Agreed that laws should be consistent but this isn't just a problem with animal cruelty laws.
There's nothing wrong with wanting to be humane to animals, even ones that are ultimately killed for their meat (such as pigs). It's possible for an animal to live a perfectly content life and then be killed quickly and with as little pain as possible. And that's what a lot of people are campaigning for.
Reducing animal cruelty is not at odds with breeding livestock for food. We can have both. And to not support one because you want the other is disingenuous.
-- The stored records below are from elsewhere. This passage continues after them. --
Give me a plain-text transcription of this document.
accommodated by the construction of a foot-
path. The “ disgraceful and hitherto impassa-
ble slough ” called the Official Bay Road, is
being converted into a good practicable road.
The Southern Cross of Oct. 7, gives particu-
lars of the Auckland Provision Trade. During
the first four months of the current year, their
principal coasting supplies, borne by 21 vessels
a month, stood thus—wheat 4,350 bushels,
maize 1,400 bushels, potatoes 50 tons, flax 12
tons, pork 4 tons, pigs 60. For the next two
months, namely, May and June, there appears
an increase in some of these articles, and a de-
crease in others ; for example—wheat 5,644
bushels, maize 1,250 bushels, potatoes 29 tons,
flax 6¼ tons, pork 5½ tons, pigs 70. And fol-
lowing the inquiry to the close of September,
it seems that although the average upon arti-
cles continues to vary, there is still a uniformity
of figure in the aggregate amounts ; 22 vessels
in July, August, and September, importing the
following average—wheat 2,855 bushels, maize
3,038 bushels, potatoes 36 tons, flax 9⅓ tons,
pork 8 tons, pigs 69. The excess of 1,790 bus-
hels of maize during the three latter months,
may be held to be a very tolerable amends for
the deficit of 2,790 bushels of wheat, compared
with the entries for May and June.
You are reading your own extra motivation into what I said. I stated that your premise ("cruelty to animals is punished purely because of ethical considerations for the animal's well being") is false. I provided evidence to support this. That is all. I did not make a moral or ethical statement. I am not suggesting or proposing anything. Simply pointing out that our protection of non-human animals is in fact based on concern for humans, not for the animals in question.
Fair enough; I didn't intend to put words in your mouth. I was responding to what you said about "ignoring animal abuse when it happens to pigs" and just providing a counterpoint to that: that not everybody is ignoring it, and that there's no reason why we should ignore it either (because it's not an "ethical dilemma" -- a "dilemma" presupposes we can't both reduce the suffering of pigs and continue to eat them, except this isn't actually the case because we can do both). I appreciate the point you're trying to make though, that laws are made not just based on ethical considerations, but also based on how people feel about these things.
I realize not everyone ignores it, but I was speaking to the question of law. It is perfectly legal to do things to a pig that will land you in jail if you do them to a dog. And then there's plenty of things that are not legal to do to a pig, that you can do anyways because the law isn't enforced.
It does pose an ethical dilemma. Of course we can reduce the suffering of pigs. Yet we choose not to. We choose not to, because we like cheap pork. This presents us with an ethical dilemma if we actually think about the issue. Most people make a significant effort to avoid thinking about the issue, because they do not want to consider the ethical dilemma of "if I eat this bacon I cause suffering vs if I don't eat this bacon I won't taste bacon". Treating pigs humanely would require a massive increase in pork prices, which would reduce the amount of pork related pleasure people can have, thus a dilemma of its own. Treating pigs as we treat dogs would involve not killing them for food, totally removing the pork pleasure, and again poses a dilemma.